Strike organizers, realizing that to sustain the strike they needed to find housing for the bachelor loggers that had been tossed out of the striking camp, set up a picket camp. They purchased bunkhouses from an abandoned mill, dismantled and then reassembled them on land owned by one of the strike organizers. The camp became union headquarters and later was converted into an area used for dances and parties.

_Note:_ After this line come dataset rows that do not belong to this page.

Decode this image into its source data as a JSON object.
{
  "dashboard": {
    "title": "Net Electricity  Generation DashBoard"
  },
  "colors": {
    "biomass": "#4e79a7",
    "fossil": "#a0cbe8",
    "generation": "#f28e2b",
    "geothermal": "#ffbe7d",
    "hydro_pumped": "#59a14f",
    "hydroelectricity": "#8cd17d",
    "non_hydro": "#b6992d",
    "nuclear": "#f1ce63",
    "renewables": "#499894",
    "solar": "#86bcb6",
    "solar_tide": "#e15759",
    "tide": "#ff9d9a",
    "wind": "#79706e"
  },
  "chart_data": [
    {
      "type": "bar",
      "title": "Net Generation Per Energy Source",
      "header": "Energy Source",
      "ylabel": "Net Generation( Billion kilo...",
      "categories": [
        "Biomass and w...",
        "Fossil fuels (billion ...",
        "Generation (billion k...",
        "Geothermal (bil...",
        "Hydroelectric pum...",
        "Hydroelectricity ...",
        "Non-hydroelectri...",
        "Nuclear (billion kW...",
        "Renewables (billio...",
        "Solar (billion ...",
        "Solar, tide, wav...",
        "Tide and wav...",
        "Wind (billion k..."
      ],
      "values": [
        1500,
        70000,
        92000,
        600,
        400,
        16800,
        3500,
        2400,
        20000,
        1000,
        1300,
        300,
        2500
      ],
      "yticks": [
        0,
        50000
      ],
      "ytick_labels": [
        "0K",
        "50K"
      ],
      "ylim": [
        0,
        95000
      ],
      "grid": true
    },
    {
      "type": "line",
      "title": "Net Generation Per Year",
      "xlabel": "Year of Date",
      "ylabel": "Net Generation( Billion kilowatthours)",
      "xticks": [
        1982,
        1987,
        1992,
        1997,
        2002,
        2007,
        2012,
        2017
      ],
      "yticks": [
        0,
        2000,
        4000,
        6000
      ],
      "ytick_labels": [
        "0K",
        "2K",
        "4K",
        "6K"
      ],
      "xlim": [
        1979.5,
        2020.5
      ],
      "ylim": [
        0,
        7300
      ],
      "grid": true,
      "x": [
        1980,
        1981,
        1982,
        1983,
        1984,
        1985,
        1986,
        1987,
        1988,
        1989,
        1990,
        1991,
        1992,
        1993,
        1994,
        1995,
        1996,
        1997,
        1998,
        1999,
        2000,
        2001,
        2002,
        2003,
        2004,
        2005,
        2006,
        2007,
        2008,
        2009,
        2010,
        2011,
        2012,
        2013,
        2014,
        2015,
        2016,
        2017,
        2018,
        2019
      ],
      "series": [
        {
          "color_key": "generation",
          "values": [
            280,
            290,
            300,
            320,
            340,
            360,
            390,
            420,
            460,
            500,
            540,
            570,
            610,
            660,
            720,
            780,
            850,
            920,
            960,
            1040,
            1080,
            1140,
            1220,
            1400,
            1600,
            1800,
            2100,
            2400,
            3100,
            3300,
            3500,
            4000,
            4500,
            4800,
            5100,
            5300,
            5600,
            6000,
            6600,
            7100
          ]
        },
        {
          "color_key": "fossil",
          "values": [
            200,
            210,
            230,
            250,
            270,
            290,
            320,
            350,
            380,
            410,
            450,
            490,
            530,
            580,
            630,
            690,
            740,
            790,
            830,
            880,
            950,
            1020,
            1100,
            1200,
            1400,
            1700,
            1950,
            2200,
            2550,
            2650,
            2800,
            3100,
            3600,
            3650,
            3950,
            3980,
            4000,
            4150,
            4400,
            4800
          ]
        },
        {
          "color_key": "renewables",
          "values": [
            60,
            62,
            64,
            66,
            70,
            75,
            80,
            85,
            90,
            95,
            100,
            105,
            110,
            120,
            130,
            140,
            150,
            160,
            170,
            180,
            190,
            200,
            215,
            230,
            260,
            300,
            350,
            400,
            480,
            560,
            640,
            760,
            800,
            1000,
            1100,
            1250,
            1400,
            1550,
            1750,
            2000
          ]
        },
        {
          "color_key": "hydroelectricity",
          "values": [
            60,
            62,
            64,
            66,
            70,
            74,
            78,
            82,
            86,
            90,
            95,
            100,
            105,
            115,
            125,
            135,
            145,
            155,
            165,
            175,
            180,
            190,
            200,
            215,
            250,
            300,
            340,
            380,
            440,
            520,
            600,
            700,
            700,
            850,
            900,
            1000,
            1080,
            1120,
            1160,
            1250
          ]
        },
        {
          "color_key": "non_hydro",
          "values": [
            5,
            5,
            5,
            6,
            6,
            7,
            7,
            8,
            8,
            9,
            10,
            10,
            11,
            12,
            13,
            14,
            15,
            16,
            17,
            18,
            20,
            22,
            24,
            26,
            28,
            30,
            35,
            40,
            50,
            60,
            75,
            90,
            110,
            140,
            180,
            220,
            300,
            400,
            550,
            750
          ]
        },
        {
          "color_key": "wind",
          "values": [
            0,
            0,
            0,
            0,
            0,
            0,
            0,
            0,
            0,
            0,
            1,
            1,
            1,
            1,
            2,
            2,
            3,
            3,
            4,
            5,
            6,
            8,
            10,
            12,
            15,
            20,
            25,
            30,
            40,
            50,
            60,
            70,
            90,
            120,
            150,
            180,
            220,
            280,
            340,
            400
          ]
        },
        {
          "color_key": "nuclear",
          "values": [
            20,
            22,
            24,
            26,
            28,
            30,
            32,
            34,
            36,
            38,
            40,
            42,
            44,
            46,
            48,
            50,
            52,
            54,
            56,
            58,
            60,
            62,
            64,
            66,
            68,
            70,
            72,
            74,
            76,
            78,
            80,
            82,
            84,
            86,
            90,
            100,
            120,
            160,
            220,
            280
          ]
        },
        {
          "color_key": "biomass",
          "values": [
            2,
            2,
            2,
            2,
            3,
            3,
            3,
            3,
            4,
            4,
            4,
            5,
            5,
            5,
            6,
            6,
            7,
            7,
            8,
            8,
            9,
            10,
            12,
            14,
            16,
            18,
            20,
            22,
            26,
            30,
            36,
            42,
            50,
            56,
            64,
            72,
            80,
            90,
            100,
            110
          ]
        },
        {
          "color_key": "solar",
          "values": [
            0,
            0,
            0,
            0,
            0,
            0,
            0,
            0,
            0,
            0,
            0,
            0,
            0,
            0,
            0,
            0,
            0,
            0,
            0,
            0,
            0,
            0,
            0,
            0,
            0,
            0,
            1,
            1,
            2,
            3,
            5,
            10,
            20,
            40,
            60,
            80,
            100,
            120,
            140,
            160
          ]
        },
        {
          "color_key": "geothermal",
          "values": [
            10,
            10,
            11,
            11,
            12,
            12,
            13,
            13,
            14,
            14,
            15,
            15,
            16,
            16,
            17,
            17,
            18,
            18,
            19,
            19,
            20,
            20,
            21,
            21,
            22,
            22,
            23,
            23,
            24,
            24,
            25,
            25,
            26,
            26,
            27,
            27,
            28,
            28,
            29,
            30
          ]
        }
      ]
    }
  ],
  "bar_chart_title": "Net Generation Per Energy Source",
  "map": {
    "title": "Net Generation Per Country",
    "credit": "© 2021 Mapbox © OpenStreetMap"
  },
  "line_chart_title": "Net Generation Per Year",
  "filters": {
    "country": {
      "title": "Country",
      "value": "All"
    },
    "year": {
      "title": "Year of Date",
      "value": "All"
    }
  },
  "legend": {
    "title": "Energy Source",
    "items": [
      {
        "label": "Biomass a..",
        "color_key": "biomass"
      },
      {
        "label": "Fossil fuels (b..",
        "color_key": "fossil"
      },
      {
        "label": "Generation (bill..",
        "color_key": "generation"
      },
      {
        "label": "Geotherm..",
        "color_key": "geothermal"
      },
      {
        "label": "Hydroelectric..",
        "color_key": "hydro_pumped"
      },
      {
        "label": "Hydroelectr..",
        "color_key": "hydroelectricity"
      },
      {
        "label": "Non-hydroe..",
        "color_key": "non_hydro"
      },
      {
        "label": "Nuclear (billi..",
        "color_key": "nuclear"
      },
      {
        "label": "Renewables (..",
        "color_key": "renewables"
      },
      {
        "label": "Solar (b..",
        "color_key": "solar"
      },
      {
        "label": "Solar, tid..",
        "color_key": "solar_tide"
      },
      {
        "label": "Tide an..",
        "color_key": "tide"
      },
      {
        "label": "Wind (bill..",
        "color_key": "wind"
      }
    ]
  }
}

During the strikes, community support was strong for the loggers. Gordon's Store in Lake Cowichan continued to offer striking loggers and their family food and supplies on credit and a Ladies auxiliary had been formed by wives of the loggers to support the strikes. The auxiliary raised money through social events and fed and clothed the striking men.

In 1937, the Cowichan area joined the fledgling International Woodworkers of America (IWA) and during the war years support for the union grew quickly. In 1946, a BC wide strike crippled the industry with 37,000 wood workers joining the protest. The strike lasted 37 days and cemented the unions' position in the industry.

Today, IWA Local 1-80, the union that covers Duncan and Cowichan woodworkers still acts as an important part of the community. The union, which recently became a division of the United Steelworkers of America, in addition to continuing to protect the rights of the forest workers, organized the logger sports during annual sports day. It also offers scholarships for children of the union members and organizes summer picnics to bring its members together.